High Street was registered on May 28, 2001 – a date the family business patriarch sees as akin to a child’s birthday. “It’s like having a kid who turned 18 or 20,” Whittle told Insurance Business. “‘Only seems like yesterday when you were born’, it’s like that.”
According to the former managing director, who led High Street up until his son’s appointment as chief executive last month, the underwriting agency was only supposed to be a husband-and-wife duo but it “just grew crazily” given the need for what the company offers.
“My wife has been in the insurance industry since ‘71, so 50 years, and me 52 years,” he said. “So, just between us in High Street, there’s 102 years. It was only her and I then – we started to work six-day weeks and things like that; we had to put on people, and then it just went from there. The dream that I had was to help out the brokers and it sure did work, which is good.”
At the helm of the business now is Blair (pictured below), a PwC alumnus who has been with High Street since 2012. He most recently served as chief operating officer before taking on the CEO remit in May.
“I’ve been lucky enough to work with Alan for the last eight years,” declared the younger Whittle, whose number one priority at the moment is pushing the technology side of the firm. “I’ve learned a tremendous amount from him about how to work with people and to take the long view in business, so I feel ready for the role.”
Meanwhile, the new boss shared that all of High Street’s books are running profitably and that they are actually seeing a big influx of business as insurers restrict appetite and some agencies lose their binders. The most pressing challenge in the short term, he said, is finding the suitable recruits to onboard to keep up with the inquiries.
“There is a shortage of skilled staff at the moment,” he told Insurance Business. “That’s our biggest immediate challenge. We’ve hired around eight people in the last eight months, and we’re still short probably three or four people. And we’re very selective on getting the right people that fit our culture.

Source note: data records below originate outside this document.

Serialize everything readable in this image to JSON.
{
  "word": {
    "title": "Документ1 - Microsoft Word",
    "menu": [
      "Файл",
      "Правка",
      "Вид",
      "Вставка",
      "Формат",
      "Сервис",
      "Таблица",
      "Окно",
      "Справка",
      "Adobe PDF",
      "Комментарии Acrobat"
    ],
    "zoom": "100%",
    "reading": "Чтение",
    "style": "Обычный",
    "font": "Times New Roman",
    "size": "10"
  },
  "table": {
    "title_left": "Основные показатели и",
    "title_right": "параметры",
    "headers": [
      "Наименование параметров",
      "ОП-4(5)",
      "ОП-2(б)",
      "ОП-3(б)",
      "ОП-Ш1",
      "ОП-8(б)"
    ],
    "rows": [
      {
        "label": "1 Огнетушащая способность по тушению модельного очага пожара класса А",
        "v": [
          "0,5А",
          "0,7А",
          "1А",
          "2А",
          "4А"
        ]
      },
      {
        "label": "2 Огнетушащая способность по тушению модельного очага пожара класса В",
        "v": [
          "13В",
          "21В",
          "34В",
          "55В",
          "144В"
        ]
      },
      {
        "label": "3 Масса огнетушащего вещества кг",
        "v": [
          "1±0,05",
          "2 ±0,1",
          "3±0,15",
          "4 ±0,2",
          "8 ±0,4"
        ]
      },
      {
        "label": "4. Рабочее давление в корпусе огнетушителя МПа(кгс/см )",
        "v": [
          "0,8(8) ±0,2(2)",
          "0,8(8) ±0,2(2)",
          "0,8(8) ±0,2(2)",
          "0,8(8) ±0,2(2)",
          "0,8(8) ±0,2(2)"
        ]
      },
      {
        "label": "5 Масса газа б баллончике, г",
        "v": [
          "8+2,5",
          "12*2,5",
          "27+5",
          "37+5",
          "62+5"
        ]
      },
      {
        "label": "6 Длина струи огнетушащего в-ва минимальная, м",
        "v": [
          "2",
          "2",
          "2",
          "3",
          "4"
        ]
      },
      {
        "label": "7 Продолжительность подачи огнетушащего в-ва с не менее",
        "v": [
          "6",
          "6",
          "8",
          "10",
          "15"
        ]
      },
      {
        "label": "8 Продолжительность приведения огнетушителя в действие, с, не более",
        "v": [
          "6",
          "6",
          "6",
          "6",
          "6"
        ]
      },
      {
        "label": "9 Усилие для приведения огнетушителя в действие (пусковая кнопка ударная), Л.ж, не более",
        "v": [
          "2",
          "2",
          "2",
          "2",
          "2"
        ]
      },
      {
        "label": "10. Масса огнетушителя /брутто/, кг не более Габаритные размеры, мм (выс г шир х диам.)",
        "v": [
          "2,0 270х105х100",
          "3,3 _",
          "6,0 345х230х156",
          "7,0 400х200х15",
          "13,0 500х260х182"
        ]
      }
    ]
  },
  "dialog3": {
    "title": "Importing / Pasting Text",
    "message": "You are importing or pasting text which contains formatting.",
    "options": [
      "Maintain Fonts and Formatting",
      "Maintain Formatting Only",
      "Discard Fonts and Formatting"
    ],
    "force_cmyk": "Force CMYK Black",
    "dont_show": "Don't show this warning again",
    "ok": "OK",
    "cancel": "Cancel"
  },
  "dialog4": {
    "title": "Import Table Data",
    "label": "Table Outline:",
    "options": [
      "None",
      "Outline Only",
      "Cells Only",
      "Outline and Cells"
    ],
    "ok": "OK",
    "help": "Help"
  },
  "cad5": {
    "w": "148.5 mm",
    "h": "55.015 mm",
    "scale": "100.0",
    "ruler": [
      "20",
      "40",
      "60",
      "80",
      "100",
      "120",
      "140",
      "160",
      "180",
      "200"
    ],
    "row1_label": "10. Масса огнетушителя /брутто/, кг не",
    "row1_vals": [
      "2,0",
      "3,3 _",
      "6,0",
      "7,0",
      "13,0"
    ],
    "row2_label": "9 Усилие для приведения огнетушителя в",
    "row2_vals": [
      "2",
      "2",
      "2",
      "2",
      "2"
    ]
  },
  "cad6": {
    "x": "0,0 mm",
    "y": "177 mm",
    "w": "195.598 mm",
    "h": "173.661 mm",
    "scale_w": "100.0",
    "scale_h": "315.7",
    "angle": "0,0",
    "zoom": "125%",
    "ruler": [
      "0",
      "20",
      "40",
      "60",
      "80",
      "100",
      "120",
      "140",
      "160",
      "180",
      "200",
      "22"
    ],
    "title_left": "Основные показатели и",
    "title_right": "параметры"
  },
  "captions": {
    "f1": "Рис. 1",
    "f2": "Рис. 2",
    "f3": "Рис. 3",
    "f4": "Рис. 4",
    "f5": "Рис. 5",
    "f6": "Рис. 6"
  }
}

“A long-term challenge is balancing the performance of our portfolio with our capacity providers, making sure that we’re competitive in the market but also that we’re making Lloyd’s money. It’s making sure that we dedicate the time to underwrite those risks properly so our book stays profitable in the long term.”
As for High Street’s tech push, the father and son both highlighted the fact that the business employs an in-house IT team of eight people. The unit represents about 20% of the company’s entire workforce – a strong indication of the role technology is playing in the agency’s future.
Also, with the IT team set up internally, it sits side by side with the underwriting line-up, facilitating near-instant fixes and better collaboration and outcomes for High Street.
“The IT people that have been with us now for three years, they now really get what we’re doing, so they bring up ideas [themselves],” added Alan, who believes that with the IT era “definitely here,” insurance companies must now be tech firms first and insurers second. In fact, this is why he felt it was time to hand over the leadership to someone younger.
The above, however, does not mean losing sight of why High Street is part of the insurance market in the first place. The 68-year-old director, who looks forward to spending time at his acreage shed, has this piece of advice for his successor: “Don’t lose why we actually started, and it was to help the small brokers.
“This is what I actually tell the staff, that I was an SME broker for 11 years and I know how hard it is. We have to help [the small brokers]; and if we help them, they’ll help us to grow.”
All geared up for what’s next, Blair – whose mum, meanwhile, will remain active in the business in her full-time capacity as head of the admin team – said he is excited to continue High Street’s growth.